One Obama volunteer told Politico after canvassing the working-class white Philadelphia neighborhood of Fishtown recently, "I was blown away by the outright racism, but these folks are … undecided. They would call him a [racial epithet] and mention how they don't know what to do because of the economy.”
The notion that there might be “racists for Obama,” as one Democrat called them, comes against the backdrop of a country whose white voters largely accept the notion of a black president.
“The economy is trumping racism,” said Kurt Schmoke, the dean of Howard University Law School and a former Baltimore mayor. “A lot of people who we might think wouldn’t vote their pocketbook because of race — now they are.”
“If you go to a white neighborhood in the suburbs and ask them, ‘How would you feel about a large black man kicking your door in,’ they would say, ‘That doesn’t sound good to me,’” said Democratic political consultant Paul Begala. “But if you say, 'Your house is on fire, and the firefighter happens to be black,' it’s a different situation.”
“The house is on fire, and one guy seems like he’s calm and confident and in charge, and that’s the only option,” he said.
That is, in less dramatic terms, more or less the campaign’s official talking point, a version of the longtime Democratic hope that class will — or at least should — matter more than race.
“Voters are less interested in the hot button and are more interested in the cooling economy,” said Rep. Jesse Jackson Jr. (D-Ill.), an Obama ally who is as on-message as his father is off.
But other, more nuanced, questions of race are also in play.
One senior congressional Democrat mused about prejudice among his own supporters. “They’ve all got one black friend,” he said, “and they won’t stop talking about their black friend.”
“That’s Obama,” he said.
And some argue that elements of Obama’s story and persona make him specifically acceptable to voters who hold broadly negative views of African Americans.

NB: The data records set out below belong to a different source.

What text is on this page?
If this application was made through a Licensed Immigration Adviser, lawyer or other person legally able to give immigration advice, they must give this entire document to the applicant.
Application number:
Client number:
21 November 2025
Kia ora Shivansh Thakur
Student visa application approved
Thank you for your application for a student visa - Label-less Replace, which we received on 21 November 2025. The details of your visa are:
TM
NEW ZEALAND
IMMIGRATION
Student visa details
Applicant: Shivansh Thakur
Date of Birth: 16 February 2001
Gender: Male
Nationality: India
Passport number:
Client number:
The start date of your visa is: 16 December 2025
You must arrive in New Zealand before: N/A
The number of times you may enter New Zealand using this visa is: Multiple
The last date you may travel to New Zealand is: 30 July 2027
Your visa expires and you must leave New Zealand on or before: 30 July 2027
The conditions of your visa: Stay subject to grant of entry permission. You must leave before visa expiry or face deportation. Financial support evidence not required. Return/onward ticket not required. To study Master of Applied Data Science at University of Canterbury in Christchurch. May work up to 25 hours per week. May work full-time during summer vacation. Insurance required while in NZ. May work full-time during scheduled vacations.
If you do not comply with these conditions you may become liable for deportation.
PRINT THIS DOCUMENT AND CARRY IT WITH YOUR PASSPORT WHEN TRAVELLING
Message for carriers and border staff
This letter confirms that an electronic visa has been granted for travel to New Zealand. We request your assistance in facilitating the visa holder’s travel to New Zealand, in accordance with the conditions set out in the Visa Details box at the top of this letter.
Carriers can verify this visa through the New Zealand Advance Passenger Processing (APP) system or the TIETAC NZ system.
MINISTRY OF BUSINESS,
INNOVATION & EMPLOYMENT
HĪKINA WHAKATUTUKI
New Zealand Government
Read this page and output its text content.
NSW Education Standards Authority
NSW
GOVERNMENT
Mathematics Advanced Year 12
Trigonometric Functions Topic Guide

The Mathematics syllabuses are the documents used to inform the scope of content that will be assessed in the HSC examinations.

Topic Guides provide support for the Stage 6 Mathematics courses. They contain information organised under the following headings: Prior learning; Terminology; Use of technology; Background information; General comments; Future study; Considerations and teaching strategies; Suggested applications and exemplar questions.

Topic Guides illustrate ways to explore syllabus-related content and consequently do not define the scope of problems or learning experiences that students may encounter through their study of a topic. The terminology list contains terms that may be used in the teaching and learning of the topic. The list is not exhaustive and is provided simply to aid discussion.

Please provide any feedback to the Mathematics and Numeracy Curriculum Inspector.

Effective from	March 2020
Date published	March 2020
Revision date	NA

“Not all whites associate the generic African American with Obama,” said Ron Walters, a longtime student of race and politics and aide to the senior Jesse Jackson’s presidential campaigns. “They give him credit for having half a Caucasian ancestry, and give him credit for his education, and give him credit for his obvious ability to take complex subjects and parse them.”
The geography of racial conflict and tolerance has been a strong overlay of the electoral map. Obama has run better than past Democrats in prosperous states with little history of tension, such as Colorado and Iowa, and worse in working-class states in the Appalachian belt. His campaign has been structured around this dynamic and may actually have overestimated the number of white Democrats in the region unwilling to vote for him because of his race. Obama had ignored West Virginia, for instance, until a spate of positive polls prompted him to start advertising there this week.
Obama has also ignored Southern states with a history of deep racial division, from Arkansas to Missisissippi, in favor of those that have seen an influx of new voters from the north — Virginia, North Carolina and Florida.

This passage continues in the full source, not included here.